Tapi ia tegas menolak praktik Pokir untuk barter politik. Menurutnya, kalau terus-terusan begitu, ujung-ujungnya yang jadi korban masyarakat juga.
”Paripurna aja sempat ketunda gara-gara debat soal Pokir. Padahal banyak yang harus dibahas lebih penting, kayak sektor pendidikan, kesehatan, sosial,” ujar Ghalib
“DPRD itu tugasnya mengawasi, budgeting, dan legislasi, bukan berebut anggaran buat kepentingan ego politik,”
Kembalikan Dana Pokir Rp200 Juta
Langkah Ghalib ini murni keputusan pribadi, bukan arahan dari partai atau figur politik lainnya.
Dana Pokir Rp200 juta itu adalah haknya dalam APBD Perubahan 2025, tapi ia memilih undur diri agar pemerintah bisa mengalihkan dana tersebut ke sektor yang lebih mendesak.
“Kalau saya balikin ke pemerintah, ya ujung-ujungnya buat rakyat juga. Nggak perlu egois lah, seolah-olah cuma DPRD yang paling ngerti kebutuhan masyarakat,” katanya.
Berani Beda Demi Stabilitas Pemerintahan
Langkah ini mungkin terdengar nekat, bahkan di kalangan politisi sendiri. Tapi di sisi lain, keputusan Ghalib juga jadi semacam “wake-up call” buat sesama anggota dewan.
Alih-alih sibuk rebutan jatah, Ghalib Lahidjun justru ngajak semua pihak buat fokus ke sinergi antara legislatif dan eksekutif.

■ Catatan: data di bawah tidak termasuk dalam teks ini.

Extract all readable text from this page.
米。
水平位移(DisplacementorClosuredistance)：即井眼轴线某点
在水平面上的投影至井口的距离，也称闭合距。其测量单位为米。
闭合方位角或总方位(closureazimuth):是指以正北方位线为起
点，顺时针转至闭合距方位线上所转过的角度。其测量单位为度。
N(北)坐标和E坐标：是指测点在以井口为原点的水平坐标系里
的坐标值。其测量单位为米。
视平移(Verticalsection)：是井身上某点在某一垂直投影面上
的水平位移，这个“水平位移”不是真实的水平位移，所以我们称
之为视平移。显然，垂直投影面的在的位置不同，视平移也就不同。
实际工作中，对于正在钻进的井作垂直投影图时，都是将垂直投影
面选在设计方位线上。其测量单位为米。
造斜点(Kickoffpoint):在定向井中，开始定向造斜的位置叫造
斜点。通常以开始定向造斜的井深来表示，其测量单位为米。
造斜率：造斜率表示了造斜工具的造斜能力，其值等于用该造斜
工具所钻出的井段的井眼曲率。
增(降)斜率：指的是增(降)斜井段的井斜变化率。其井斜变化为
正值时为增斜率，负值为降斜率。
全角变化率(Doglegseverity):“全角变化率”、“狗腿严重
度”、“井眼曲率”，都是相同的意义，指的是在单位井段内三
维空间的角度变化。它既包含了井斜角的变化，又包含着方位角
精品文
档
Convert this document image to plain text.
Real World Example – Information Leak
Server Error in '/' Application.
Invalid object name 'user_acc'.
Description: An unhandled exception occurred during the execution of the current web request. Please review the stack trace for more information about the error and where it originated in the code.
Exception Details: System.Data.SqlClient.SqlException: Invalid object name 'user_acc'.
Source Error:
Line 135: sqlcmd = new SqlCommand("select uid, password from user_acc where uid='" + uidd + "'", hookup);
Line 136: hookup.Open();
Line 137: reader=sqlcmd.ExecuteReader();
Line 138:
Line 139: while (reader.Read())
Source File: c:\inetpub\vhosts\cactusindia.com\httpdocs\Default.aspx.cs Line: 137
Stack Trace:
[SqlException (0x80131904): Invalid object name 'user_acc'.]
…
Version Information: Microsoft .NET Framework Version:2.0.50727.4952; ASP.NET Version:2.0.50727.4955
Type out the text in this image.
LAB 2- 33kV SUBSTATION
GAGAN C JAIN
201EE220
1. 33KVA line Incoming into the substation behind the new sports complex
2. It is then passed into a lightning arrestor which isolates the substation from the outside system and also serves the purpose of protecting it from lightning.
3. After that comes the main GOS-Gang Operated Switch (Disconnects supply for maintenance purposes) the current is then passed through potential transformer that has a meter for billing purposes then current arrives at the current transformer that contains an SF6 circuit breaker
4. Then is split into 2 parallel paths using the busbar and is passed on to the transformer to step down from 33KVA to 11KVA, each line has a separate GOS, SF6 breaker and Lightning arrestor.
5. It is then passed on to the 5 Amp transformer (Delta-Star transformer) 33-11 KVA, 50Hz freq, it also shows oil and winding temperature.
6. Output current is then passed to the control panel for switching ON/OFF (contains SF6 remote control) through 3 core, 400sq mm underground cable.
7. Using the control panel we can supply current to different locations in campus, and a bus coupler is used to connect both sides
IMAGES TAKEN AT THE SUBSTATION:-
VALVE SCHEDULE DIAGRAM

Karena kalau dua kekuatan ini malah saling jegal, yang rugi jelas bukan mereka, tapi masyarakat.
Dan mungkin, cuma mungkin, langkah Ghalib ini bisa jadi titik awal perbaikan kultur politik di daerah.
Bukan soal siapa paling vokal, tapi siapa yang paling siap nurunin ego demi rakyat.